The 1989 WFA Cup Final was the 19th final of the WFA Cup, England's primary cup competition for women's football teams. The showpiece event was played under the auspices of the Women's Football Association (WFA) and was known as the Niagara Therapy WFA Cup Final for sponsorship reasons. Friends of Fulham and Leasowe Pacific contested the match at Old Trafford in Manchester on 22 April 1989. Friends of Fulham made its second final appearance, after winning the trophy in 1985 with a 2–0 win over Doncaster Belles at Craven Cottage. Leasowe Pacific also entered their second final, in the sixth year of their existence, having been beaten 3–1 by the Belles in 1988.
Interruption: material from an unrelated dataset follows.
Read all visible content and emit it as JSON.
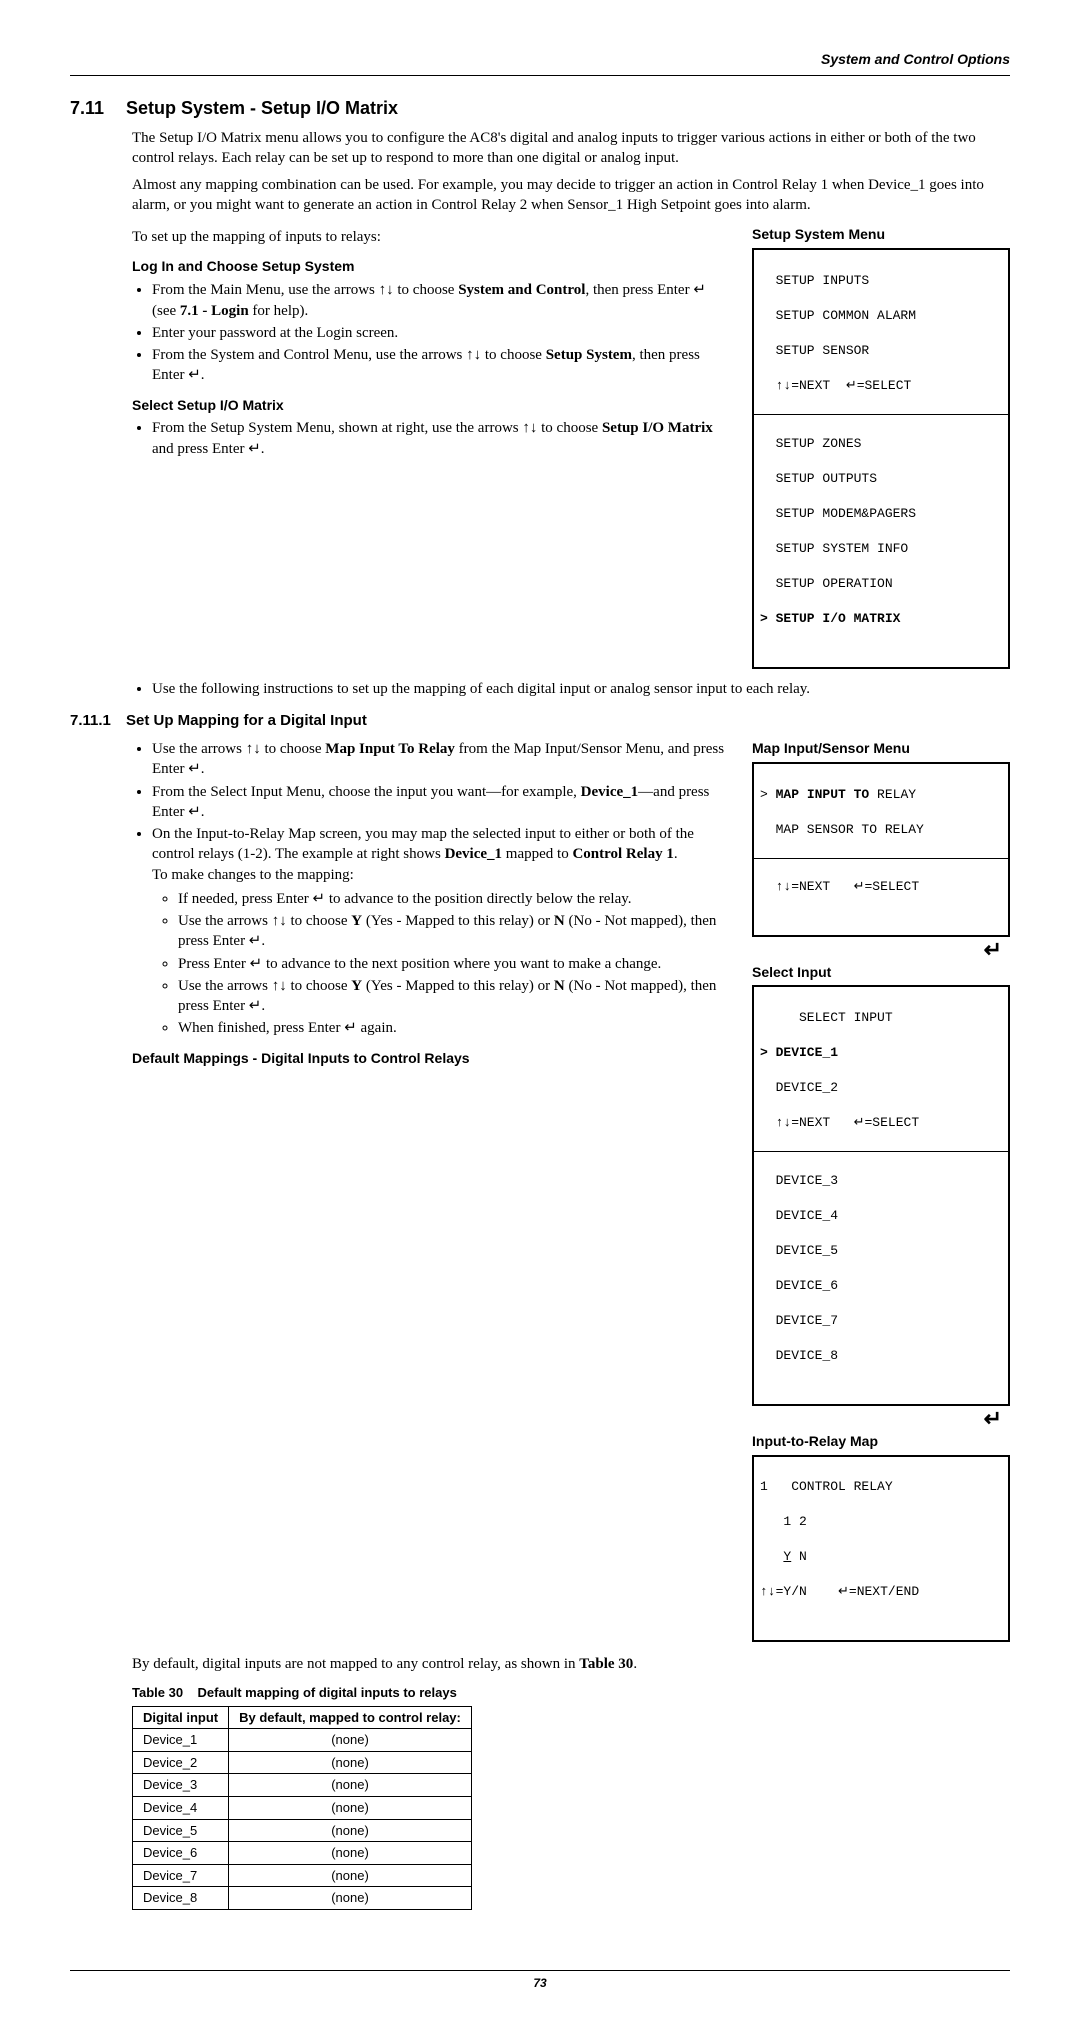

England did not have a national women's league until 1991–1992. Friends of Fulham, who played in the Home Counties League, entered the competition at the third round stage and beat Oxford/County (8–1), Birmingham (3–2), Red Star Southampton (2–1) and Bronte (3–0) to reach the final. North West Women's League club Leasowe Pacific also entered at the third round and defeated Cardiff (9–0), Reigate (3–1), Doncaster Belles (2–1) and Notts Rangers (3–0) before reaching the final. The quarter final victory in Doncaster ensured that the final would not feature the Belles for the first time since 1982.

Before kick–off a minute's silence was observed for the victims of the Hillsborough disaster which happened the previous week in Sheffield. Friends of Fulham and the WFA expressed condolences to Leasowe Pacific, who came from the Merseyside community affected by the tragedy. Four members of the Leasowe team had been at Hillsborough. Leasowe had postponed their league match the following day and the final had been in doubt until the team decided to play.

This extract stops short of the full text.